MILAN — After several slack years, Italian knitwear is gaining a new place in the sun on the U.S. market, according to a number of leading manufacturers here.
Italian knitwear exports to the U.S. were off 16.5 percent in 1990, down a walloping 31 percent in 1991 and off 7.2 percent in 1992, according to statistics from Italy’s national knitwear association.
But with the dollar up an average of 30 percent against the lira in 1993 compared with a year earlier, and a new appetite for designer knitwear on the part of the American consumer, the negative trend may have come to an end.
In fact, Italian knitwear exports were up 5 percent in the first six months of 1993, the most recent period for which statistics are available, and knitwear producers ranging from Benetton to Missoni are optimistic that the outlook will continue to improve.
In the high-end segment, which commands prices ranging from $300-$700 for a cashmere sweater, most of the Italian knitwear companies export between 10 percent and 17 percent of their total production to the U.S.
Brunello Cucinelli, who exports some 70 percent of the production of his fine cashmere collections bearing the same name, said his export sales were up 30 percent from the beginning of the year.
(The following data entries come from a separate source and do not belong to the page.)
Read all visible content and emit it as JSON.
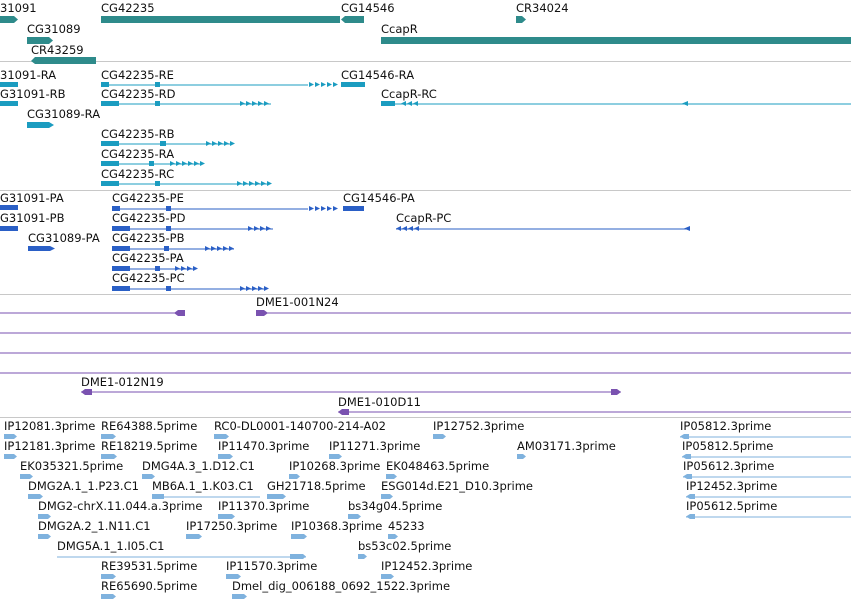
{
  "colors": {
    "gene": "#2e8b8b",
    "transcript": "#1b9cc0",
    "protein": "#2a5fc6",
    "clone": "#7a52b0",
    "est": "#7fb2de",
    "separator": "#c8c8c8"
  },
  "genes": [
    {
      "label": "31091"
    },
    {
      "label": "CG42235"
    },
    {
      "label": "CG14546"
    },
    {
      "label": "CR34024"
    },
    {
      "label": "CG31089"
    },
    {
      "label": "CcapR"
    },
    {
      "label": "CR43259"
    }
  ],
  "transcripts": [
    {
      "label": "31091-RA"
    },
    {
      "label": "CG42235-RE"
    },
    {
      "label": "CG14546-RA"
    },
    {
      "label": "G31091-RB"
    },
    {
      "label": "CG42235-RD"
    },
    {
      "label": "CcapR-RC"
    },
    {
      "label": "CG31089-RA"
    },
    {
      "label": "CG42235-RB"
    },
    {
      "label": "CG42235-RA"
    },
    {
      "label": "CG42235-RC"
    }
  ],
  "proteins": [
    {
      "label": "G31091-PA"
    },
    {
      "label": "CG42235-PE"
    },
    {
      "label": "CG14546-PA"
    },
    {
      "label": "G31091-PB"
    },
    {
      "label": "CG42235-PD"
    },
    {
      "label": "CcapR-PC"
    },
    {
      "label": "CG31089-PA"
    },
    {
      "label": "CG42235-PB"
    },
    {
      "label": "CG42235-PA"
    },
    {
      "label": "CG42235-PC"
    }
  ],
  "clones": [
    {
      "label": "DME1-001N24"
    },
    {
      "label": "DME1-012N19"
    },
    {
      "label": "DME1-010D11"
    }
  ],
  "ests": [
    {
      "label": "IP12081.3prime"
    },
    {
      "label": "RE64388.5prime"
    },
    {
      "label": "RC0-DL0001-140700-214-A02"
    },
    {
      "label": "IP12752.3prime"
    },
    {
      "label": "IP05812.3prime"
    },
    {
      "label": "IP12181.3prime"
    },
    {
      "label": "RE18219.5prime"
    },
    {
      "label": "IP11470.3prime"
    },
    {
      "label": "IP11271.3prime"
    },
    {
      "label": "AM03171.3prime"
    },
    {
      "label": "IP05812.5prime"
    },
    {
      "label": "EK035321.5prime"
    },
    {
      "label": "DMG4A.3_1.D12.C1"
    },
    {
      "label": "IP10268.3prime"
    },
    {
      "label": "EK048463.5prime"
    },
    {
      "label": "IP05612.3prime"
    },
    {
      "label": "DMG2A.1_1.P23.C1"
    },
    {
      "label": "MB6A.1_1.K03.C1"
    },
    {
      "label": "GH21718.5prime"
    },
    {
      "label": "ESG014d.E21_D10.3prime"
    },
    {
      "label": "IP12452.3prime"
    },
    {
      "label": "DMG2-chrX.11.044.a.3prime"
    },
    {
      "label": "IP11370.3prime"
    },
    {
      "label": "bs34g04.5prime"
    },
    {
      "label": "IP05612.5prime"
    },
    {
      "label": "DMG2A.2_1.N11.C1"
    },
    {
      "label": "IP17250.3prime"
    },
    {
      "label": "IP10368.3prime"
    },
    {
      "label": "45233"
    },
    {
      "label": "DMG5A.1_1.I05.C1"
    },
    {
      "label": "bs53c02.5prime"
    },
    {
      "label": "RE39531.5prime"
    },
    {
      "label": "IP11570.3prime"
    },
    {
      "label": "IP12452.3prime"
    },
    {
      "label": "RE65690.5prime"
    },
    {
      "label": "Dmel_dig_006188_0692_1522.3prime"
    }
  ]
}
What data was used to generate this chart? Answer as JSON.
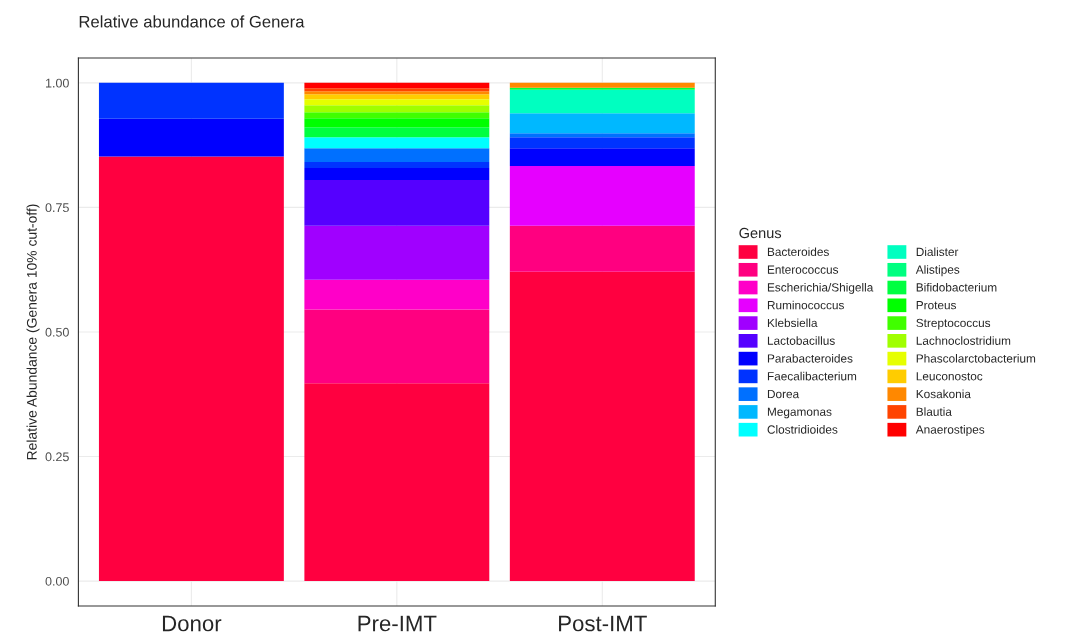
{
  "chart_data": {
    "type": "bar",
    "stacked": true,
    "title": "Relative abundance of Genera",
    "ylabel": "Relative Abundance (Genera 10% cut-off)",
    "legend_title": "Genus",
    "legend": "right",
    "grid": true,
    "categories": [
      "Donor",
      "Pre-IMT",
      "Post-IMT"
    ],
    "ylim": [
      -0.05,
      1.05
    ],
    "yticks": [
      {
        "value": 0,
        "label": "0.00"
      },
      {
        "value": 0.25,
        "label": "0.25"
      },
      {
        "value": 0.5,
        "label": "0.50"
      },
      {
        "value": 0.75,
        "label": "0.75"
      },
      {
        "value": 1,
        "label": "1.00"
      }
    ],
    "series": [
      {
        "name": "Bacteroides",
        "color": "#ff0040",
        "values": [
          0.852,
          0.397,
          0.621
        ]
      },
      {
        "name": "Enterococcus",
        "color": "#ff0080",
        "values": [
          null,
          0.148,
          0.092
        ]
      },
      {
        "name": "Escherichia/Shigella",
        "color": "#ff00c8",
        "values": [
          null,
          0.06,
          null
        ]
      },
      {
        "name": "Ruminococcus",
        "color": "#e600ff",
        "values": [
          null,
          null,
          0.12
        ]
      },
      {
        "name": "Klebsiella",
        "color": "#a000ff",
        "values": [
          null,
          0.108,
          null
        ]
      },
      {
        "name": "Lactobacillus",
        "color": "#5500ff",
        "values": [
          null,
          0.092,
          null
        ]
      },
      {
        "name": "Parabacteroides",
        "color": "#0000ff",
        "values": [
          0.076,
          0.024,
          0.036
        ]
      },
      {
        "name": "Faecalibacterium",
        "color": "#0033ff",
        "values": [
          0.072,
          0.012,
          0.022
        ]
      },
      {
        "name": "Dorea",
        "color": "#0070ff",
        "values": [
          null,
          0.028,
          0.008
        ]
      },
      {
        "name": "Megamonas",
        "color": "#00b8ff",
        "values": [
          null,
          null,
          0.04
        ]
      },
      {
        "name": "Clostridioides",
        "color": "#00ffff",
        "values": [
          null,
          0.022,
          null
        ]
      },
      {
        "name": "Dialister",
        "color": "#00ffc0",
        "values": [
          null,
          null,
          0.047
        ]
      },
      {
        "name": "Alistipes",
        "color": "#00ff80",
        "values": [
          null,
          null,
          null
        ]
      },
      {
        "name": "Bifidobacterium",
        "color": "#00ff40",
        "values": [
          null,
          0.02,
          0.004
        ]
      },
      {
        "name": "Proteus",
        "color": "#00ff00",
        "values": [
          null,
          0.018,
          null
        ]
      },
      {
        "name": "Streptococcus",
        "color": "#40ff00",
        "values": [
          null,
          0.012,
          null
        ]
      },
      {
        "name": "Lachnoclostridium",
        "color": "#a0ff00",
        "values": [
          null,
          0.014,
          null
        ]
      },
      {
        "name": "Phascolarctobacterium",
        "color": "#e6ff00",
        "values": [
          null,
          0.012,
          null
        ]
      },
      {
        "name": "Leuconostoc",
        "color": "#ffcc00",
        "values": [
          null,
          0.01,
          null
        ]
      },
      {
        "name": "Kosakonia",
        "color": "#ff8800",
        "values": [
          null,
          0.006,
          0.01
        ]
      },
      {
        "name": "Blautia",
        "color": "#ff4400",
        "values": [
          null,
          0.006,
          null
        ]
      },
      {
        "name": "Anaerostipes",
        "color": "#ff0000",
        "values": [
          null,
          0.011,
          null
        ]
      }
    ]
  }
}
Growing demand from American consumers for top-quality knitwear products has even encouraged some Italian producers to make new investments in U.S. distribution and retail networks.
For example, Alfredo Canessa, chairman of Manifatture Associate Cashmere, Europe’s largest producer of luxury cashmere knitwear, recently opened his first U.S. boutique in New York for his Malo label. The Loro Piana brothers also recently opened a custom tailor shop in New York, which also sells Loro Piana cashmere knit accessories.
“The American customer has been developing a stronger taste for designer clothes; this creates a higher request for improved quality and fashion,” said Piero Cividini, chairman of the Cividini cashmere and silk knitwear company.
Cividini said he has focused on quality in all his collections as a strategic principle.
“We strongly believe in ‘Made in Italy’ as one of the essential features that can make our products competitive,” he said. “For this reason, research and innovation, together with an extreme accuracy in manufacturing, have always been our main concern.”
One example, he said, is his research last summer with indigo dye in an effort to achieve varying shades with different oxydations. For the upcoming fall-winter ’95 collection, innovation with natural colors is going to be particularly important, along with new manufacturing approaches rarely experimented with in cashmere knitwear, Cividini said.
Cividini is known for refining the tubular stitch used to finish sleeves, now widely used by knitwear manufacturers. The company has also developed a long-haired cashmere yarn and a silk and cashmere blend.
In order to safeguard the standards of their trade and combat rising competition from countries with lower labor costs and less know-how, Italy’s leading cashmere knitwear producers have recently banded together to form “The Cashmere Club.” “For highly demanding customers, nothing can be roughly done. Quality is a key element, and this is why we also decided to create the ‘Cashmere Club,’ which accepts among its members only producers who impose precise quality standards on their products,” said Brunello Cucinelli, one of the club’s founding members. Other members are Malo, Anna Purna, Zegna and Loro Piana.
Vittorio Missoni, commercial director for Missoni, emphasized the importance of quality and style in differentiating the high-end segment, particularly in view of the widespread imitation market. “For this reason we don’t want our collection to be included in the knitwear department, but only in designer departments, in order to emphasize the quality and style of our manufacturing,” Missoni said.
The favorable exchange rate is also generating growth for the bridge market, according to Patrizia Spadafora, chairman of Spadafora USA. Spadafora, which is known for the Marina Spadafora first line, is also developing a significant U.S. business for its Gispa bridge line, with annual U.S. sales of more than 100,000 units per year, at retail prices from $150 to $300.
“Our strength is that we can offer the style of coordinated collections along with a sophisticated technology capable of any type of manufacturing,” said Spadafora. In the mid-market segment, the Benetton group is also taking advantage of exchange rate factors to boost sales of its colorful knit sportswear. With some 80 percent of production in Italy, where labor costs are notoriously high, the strong dollar/weak lira has enabled Benetton to slash its U.S. prices and go head-to-head with competitors such as The Gap and The Limited.